The Co-operative has for several months been the preferred bidder for banking activities that Lloyds TSB is required to sell.
The Co-op is a British institution like no other. It originated in the 19th century, its goals political as well as economic. Its members aimed to undermine capitalism, particularly rapacious shopkeepers, by direct collective action. Co-op stores won a significant share of retail trade, especially in food and in the north of England and in Scotland. In the 20th century, however, the stores were often badly run and did not compete successfully with profitmaking supermarket chains. More recently, the movement consolidated into a single business and started to shake off its dowdy image, with particular strength in providing convenience stores in small towns and villages.
The Co-op also found a niche in financial services. Once again, the motives were partly political. The Co-operative Bank drew customers who disliked the ethics and behaviour of conventional financial institutions.
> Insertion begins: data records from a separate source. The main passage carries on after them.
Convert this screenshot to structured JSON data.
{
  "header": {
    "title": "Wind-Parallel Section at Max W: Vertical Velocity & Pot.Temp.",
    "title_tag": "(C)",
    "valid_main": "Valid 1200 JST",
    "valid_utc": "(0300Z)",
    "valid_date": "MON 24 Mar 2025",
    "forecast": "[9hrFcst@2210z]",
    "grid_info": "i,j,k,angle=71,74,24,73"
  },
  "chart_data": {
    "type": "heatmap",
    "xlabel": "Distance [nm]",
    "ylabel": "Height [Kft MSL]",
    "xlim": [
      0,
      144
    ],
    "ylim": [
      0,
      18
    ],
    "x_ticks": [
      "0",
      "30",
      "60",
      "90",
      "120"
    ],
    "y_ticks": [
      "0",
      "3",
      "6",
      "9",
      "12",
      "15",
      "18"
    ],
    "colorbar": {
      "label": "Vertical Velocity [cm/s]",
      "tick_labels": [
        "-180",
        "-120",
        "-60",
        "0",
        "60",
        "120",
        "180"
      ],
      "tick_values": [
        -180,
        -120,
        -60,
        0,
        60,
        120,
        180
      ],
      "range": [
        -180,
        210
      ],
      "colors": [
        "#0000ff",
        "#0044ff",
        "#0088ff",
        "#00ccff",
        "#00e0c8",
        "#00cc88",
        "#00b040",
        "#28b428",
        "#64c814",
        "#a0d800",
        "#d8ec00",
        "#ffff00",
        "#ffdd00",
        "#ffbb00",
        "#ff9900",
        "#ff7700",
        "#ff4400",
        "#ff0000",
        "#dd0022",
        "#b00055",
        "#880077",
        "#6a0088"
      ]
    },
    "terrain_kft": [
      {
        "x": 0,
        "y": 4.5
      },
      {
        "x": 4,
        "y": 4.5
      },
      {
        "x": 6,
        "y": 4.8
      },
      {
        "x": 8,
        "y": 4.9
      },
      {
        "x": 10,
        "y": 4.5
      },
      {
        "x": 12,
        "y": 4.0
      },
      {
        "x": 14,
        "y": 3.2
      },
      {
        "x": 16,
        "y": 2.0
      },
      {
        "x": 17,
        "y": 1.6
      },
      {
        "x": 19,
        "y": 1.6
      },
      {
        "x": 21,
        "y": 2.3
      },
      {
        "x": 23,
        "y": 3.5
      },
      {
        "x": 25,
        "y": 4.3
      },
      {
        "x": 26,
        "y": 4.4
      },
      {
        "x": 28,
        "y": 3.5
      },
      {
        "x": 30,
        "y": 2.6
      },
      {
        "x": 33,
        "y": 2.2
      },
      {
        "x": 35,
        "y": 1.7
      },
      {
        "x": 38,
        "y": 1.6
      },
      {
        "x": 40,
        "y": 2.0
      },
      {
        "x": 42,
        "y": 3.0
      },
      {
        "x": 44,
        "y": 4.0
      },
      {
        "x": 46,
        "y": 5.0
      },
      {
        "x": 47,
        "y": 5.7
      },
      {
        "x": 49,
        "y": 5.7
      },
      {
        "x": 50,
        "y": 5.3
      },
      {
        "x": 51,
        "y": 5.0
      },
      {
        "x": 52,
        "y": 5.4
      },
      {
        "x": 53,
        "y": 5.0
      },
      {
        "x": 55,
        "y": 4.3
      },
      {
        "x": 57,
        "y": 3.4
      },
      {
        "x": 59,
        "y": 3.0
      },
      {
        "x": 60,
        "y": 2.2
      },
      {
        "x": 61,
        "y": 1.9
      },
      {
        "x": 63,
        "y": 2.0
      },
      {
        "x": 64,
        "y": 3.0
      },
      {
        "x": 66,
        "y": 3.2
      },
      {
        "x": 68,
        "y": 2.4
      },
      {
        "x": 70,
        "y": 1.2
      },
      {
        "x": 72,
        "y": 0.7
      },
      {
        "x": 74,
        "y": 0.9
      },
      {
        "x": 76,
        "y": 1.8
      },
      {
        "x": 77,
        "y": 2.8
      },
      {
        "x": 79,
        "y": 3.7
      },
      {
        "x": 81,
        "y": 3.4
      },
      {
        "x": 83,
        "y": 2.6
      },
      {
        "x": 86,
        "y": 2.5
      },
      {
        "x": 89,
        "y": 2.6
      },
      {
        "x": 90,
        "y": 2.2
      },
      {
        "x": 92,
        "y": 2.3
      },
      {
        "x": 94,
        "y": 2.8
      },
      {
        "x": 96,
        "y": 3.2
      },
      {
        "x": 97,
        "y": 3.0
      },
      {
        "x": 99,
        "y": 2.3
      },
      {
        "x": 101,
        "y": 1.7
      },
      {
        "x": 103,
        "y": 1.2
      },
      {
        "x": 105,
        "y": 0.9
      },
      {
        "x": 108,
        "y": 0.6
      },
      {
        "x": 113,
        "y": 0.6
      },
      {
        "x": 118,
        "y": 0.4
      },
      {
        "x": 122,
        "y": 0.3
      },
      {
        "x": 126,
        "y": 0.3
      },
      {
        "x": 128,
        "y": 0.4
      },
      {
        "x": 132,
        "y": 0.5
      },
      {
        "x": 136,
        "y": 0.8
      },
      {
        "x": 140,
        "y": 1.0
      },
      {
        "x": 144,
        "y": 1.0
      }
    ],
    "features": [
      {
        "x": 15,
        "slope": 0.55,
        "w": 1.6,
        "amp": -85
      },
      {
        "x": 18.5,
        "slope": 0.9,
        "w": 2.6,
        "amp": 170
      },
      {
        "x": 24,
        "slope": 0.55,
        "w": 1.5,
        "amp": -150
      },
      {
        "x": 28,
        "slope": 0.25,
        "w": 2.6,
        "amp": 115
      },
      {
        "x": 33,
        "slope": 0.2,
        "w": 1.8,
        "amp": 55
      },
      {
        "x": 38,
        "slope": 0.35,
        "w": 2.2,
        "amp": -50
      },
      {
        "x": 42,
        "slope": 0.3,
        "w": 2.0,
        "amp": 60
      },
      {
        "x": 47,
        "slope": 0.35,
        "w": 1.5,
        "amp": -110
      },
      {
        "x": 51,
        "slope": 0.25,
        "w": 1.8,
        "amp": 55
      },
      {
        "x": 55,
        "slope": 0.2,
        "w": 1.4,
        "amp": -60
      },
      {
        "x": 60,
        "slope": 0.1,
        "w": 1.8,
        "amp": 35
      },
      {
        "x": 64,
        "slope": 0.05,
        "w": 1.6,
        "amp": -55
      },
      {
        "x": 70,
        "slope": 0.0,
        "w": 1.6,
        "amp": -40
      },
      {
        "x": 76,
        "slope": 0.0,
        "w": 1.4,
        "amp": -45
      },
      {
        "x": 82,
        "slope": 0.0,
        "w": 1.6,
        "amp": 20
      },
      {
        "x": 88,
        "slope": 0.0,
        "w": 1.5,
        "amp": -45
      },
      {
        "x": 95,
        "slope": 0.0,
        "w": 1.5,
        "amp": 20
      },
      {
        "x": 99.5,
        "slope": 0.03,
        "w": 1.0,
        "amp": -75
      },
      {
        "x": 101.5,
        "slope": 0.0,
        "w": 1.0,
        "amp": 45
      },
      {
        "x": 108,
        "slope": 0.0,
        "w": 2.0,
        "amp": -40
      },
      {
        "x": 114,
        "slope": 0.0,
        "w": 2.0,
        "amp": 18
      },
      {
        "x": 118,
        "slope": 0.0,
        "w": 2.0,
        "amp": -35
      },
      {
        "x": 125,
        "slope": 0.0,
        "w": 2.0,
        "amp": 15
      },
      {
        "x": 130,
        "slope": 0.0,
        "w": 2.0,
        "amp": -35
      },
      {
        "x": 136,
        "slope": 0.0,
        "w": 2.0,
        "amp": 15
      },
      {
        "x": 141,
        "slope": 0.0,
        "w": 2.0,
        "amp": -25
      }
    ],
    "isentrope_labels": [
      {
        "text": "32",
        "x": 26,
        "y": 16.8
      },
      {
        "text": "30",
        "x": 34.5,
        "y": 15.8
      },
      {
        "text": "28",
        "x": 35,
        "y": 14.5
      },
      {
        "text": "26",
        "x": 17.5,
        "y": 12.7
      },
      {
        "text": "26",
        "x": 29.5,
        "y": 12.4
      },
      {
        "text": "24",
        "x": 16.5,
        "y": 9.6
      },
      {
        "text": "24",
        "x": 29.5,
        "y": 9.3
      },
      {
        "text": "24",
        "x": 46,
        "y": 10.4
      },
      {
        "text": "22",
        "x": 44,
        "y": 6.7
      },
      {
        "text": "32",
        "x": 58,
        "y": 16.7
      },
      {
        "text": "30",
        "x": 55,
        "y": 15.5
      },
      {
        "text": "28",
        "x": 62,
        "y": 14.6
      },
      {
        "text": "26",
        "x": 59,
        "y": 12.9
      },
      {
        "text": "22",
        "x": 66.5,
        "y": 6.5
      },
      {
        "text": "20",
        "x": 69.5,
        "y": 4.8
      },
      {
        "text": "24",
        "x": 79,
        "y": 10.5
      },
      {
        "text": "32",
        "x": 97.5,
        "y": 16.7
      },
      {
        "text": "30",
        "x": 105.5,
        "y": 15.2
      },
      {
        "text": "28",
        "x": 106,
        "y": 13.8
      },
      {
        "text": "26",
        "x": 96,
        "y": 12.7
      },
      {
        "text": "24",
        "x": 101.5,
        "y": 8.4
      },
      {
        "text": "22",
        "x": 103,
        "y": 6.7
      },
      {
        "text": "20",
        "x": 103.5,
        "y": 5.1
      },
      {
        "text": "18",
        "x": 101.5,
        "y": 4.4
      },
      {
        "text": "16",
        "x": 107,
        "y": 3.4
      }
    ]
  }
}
It had some market success and is regularly near the top of surveys of customer satisfaction with their banks. The acquisition of a network from Lloyds would make it a significant force in UK banking. The plan has, however, run into regulatory problems.
The central issue seems to be that if the Co-op wants to be a bank, it must become a bank. It needs to put in place a capital structure and governance structure appropriate for a bank, impose a clear separation between the banking tills and the grocery checkouts, and recruit board members and staff with extensive banking experience.
Surely it is sensible that banks should be run by people who know about banking? Perhaps: though many people who claimed to know about banking ran their businesses into the ground. A group of amateurs might at least recognise that they did not understand what was going on and would not expect their ignorance to be rewarded with multimillion remuneration packages.
But this is not the main issue. If the only way you are allowed to operate a bank is by being much the same as existing banks, the only competition we can ever expect is the anaemic competition we see today. Banks differ in logos and fascias, but to customers they all appear the same. Since competition to provide an undifferentiated product already in excess supply is not an attractive business opportunity, little competition even of that feeble kind will emerge.
If you needed a licence to enter the US computer business, you can imagine the Computer Regulation Agency interviewing Bill Gates and Steve Jobs in the 1970s. What dutiful regulator would allow someone who had not even completed his Harvard degree to sell software to the public? Go and work for a few years in a firm like IBM, and recruit a board of experienced industry executives. But such regulation destroys the central dynamic of the market economy.
There is an argument that banking is different – though I could easily weave a horror story around viruses and Trojans to persuade you that unauthorised software was as dangerous to the public as unlicensed banking. If I were a lobbyist for established computer companies, I would elaborate that argument. You would need more self-confidence than most regulators, and more technical knowledge than most politicians, to refute me. Remember the millennium bug.
Still the argument that banking is different won historic acceptance, with the result that throughout the 20th century, we maintained stability in British banking through oligopoly, with minimal competition, no new entry and no banking failure of any significance. Perhaps that was a good bargain: but whether or not it was, it is a bargain that is no longer available. Now we have lost the assurance of stability, but experience fully the disadvantages of oligopoly – as any small business owner seeking a loan, or consumer answering the question “how satisfied are you with your bank?” will tell you.
Plurality and diversity are generally sources of stability – in banking as in nature.